I hear some arguing that the Gaza war is a turning point or tipping point for international law. Perhaps. But it is probably not coincidental that few commentators are willing to say with much confidence what the ‘new’, post-Gaza international law will look like. I will not speculate about what will or will not change but one thing I am quite sure of at this stage is that there seems to be a growing awareness about the different perceptions and interpretations of international law in the global community. Some might say that many differences in perception and interpretation of specific legal issues are not new. Still, I certainly get the impression that, as far as the West or Global North are concerned, more people are paying attention to what Global South actors are saying about these issues. This is a good thing, although we shouldn’t be naive to think that more dialogue will necessarily translate into mutual understanding on all issues. Nor is analyzing world affairs through a West vs Global South lens, which has almost become a mainstream trope in the media and some expert commentary, always helpful. As I mentioned, at times, this binary division of the world obscures some of the complexity in ‘Western’ and ‘Global South’ positions - while ‘invisibilizing’ entire swaths of the globe, like the Global East - on things like the Israel-Palestine conflict, the Russo-Ukraine war, and international law more generally.
Another interesting aspect of the war in Gaza is how central international law has been to many debates. Apparently, the International Court of Justice’s provisional measures hearings in South Africa v. Israel were watched by an unprecedented number of people around the world. This is no mean feat, as court proceedings are not exactly riveting affairs. So, in a strange way, this also seems to be an opportunity for international law. If law can be made central to the resolution of the Israel-Palestine conflict, the Russo-Ukraine war, and other conflicts around the world, that would be something to look forward to. Though, again, it is probably too early to tell where all this is heading.
How can we change the architecture of international law to make it more democratic - namely, to avoid the situation where critical decisions are in the hands of the imperialist superpowers? What are the perspectives for decolonization of the international justice system?
I think this question gets at a tension that I have been thinking about a lot lately, and it cannot be reduced to just imperialism and multipolarity. We see the erosion of democratic ideals around the world, including in Europe – both western and eastern – but also across the Global South, Global East, or whichever other labels we want to use. The problem is global in nature. We can have a situation where a ‘democratic’, majority-made international law is made and applied by states that are mainly undemocratic or imperfectly democratic.

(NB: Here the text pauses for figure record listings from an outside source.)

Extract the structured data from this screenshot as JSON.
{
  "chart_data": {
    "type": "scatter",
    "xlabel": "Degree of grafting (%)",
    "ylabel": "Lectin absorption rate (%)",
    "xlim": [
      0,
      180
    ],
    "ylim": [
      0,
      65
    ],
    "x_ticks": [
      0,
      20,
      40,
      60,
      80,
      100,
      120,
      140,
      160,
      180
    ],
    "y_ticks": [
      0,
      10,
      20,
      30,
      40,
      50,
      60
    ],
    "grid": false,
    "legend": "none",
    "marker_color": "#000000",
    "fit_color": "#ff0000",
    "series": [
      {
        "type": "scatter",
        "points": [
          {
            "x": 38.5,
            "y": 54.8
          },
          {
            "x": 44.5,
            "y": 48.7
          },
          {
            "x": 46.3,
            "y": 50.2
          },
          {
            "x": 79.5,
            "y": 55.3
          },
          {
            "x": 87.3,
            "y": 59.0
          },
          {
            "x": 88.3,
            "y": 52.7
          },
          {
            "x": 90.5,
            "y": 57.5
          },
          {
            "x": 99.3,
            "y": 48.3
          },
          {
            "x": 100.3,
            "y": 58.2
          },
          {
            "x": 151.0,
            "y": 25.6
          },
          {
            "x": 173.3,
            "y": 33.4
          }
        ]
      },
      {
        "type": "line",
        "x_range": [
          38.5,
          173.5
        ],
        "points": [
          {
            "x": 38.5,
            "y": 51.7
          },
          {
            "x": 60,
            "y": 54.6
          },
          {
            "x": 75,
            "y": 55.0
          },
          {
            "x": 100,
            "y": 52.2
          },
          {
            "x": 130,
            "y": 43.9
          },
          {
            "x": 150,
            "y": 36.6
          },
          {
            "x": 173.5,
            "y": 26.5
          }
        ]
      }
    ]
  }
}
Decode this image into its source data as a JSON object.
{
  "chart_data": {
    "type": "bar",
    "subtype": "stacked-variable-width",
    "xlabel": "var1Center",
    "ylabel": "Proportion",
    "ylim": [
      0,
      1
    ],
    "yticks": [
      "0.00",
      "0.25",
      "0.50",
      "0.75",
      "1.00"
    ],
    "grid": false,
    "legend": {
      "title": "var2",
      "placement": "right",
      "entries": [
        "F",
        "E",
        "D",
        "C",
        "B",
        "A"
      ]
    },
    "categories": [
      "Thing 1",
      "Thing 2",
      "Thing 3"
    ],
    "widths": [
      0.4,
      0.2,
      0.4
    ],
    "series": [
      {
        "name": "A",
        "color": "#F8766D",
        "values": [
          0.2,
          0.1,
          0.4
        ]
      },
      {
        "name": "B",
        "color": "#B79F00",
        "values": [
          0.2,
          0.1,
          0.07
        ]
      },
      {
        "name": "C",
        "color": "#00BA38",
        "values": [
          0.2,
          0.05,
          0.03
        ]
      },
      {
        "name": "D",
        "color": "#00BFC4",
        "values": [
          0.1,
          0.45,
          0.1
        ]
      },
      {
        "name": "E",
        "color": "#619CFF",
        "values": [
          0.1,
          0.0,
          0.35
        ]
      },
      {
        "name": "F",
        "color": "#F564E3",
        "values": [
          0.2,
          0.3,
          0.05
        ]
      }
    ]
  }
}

Put differently, we should be concerned if Modi’s semi-democratic India (Global South), Orban’s Hungary (East), or a Trump-led United States (West) are making international law. We should not romanticize any of these actors, though we need to recognize their relative power in the global order. However, what is interesting is that Ukraine’s struggle against Russia, and now the Palestine-Israel conflict, are prompting difficult conversations about decolonizing the international (justice) system. I hope we can make this dialogue more inclusive and transnational in nature through initiatives like your own, even if it is too early to tell where all this leads.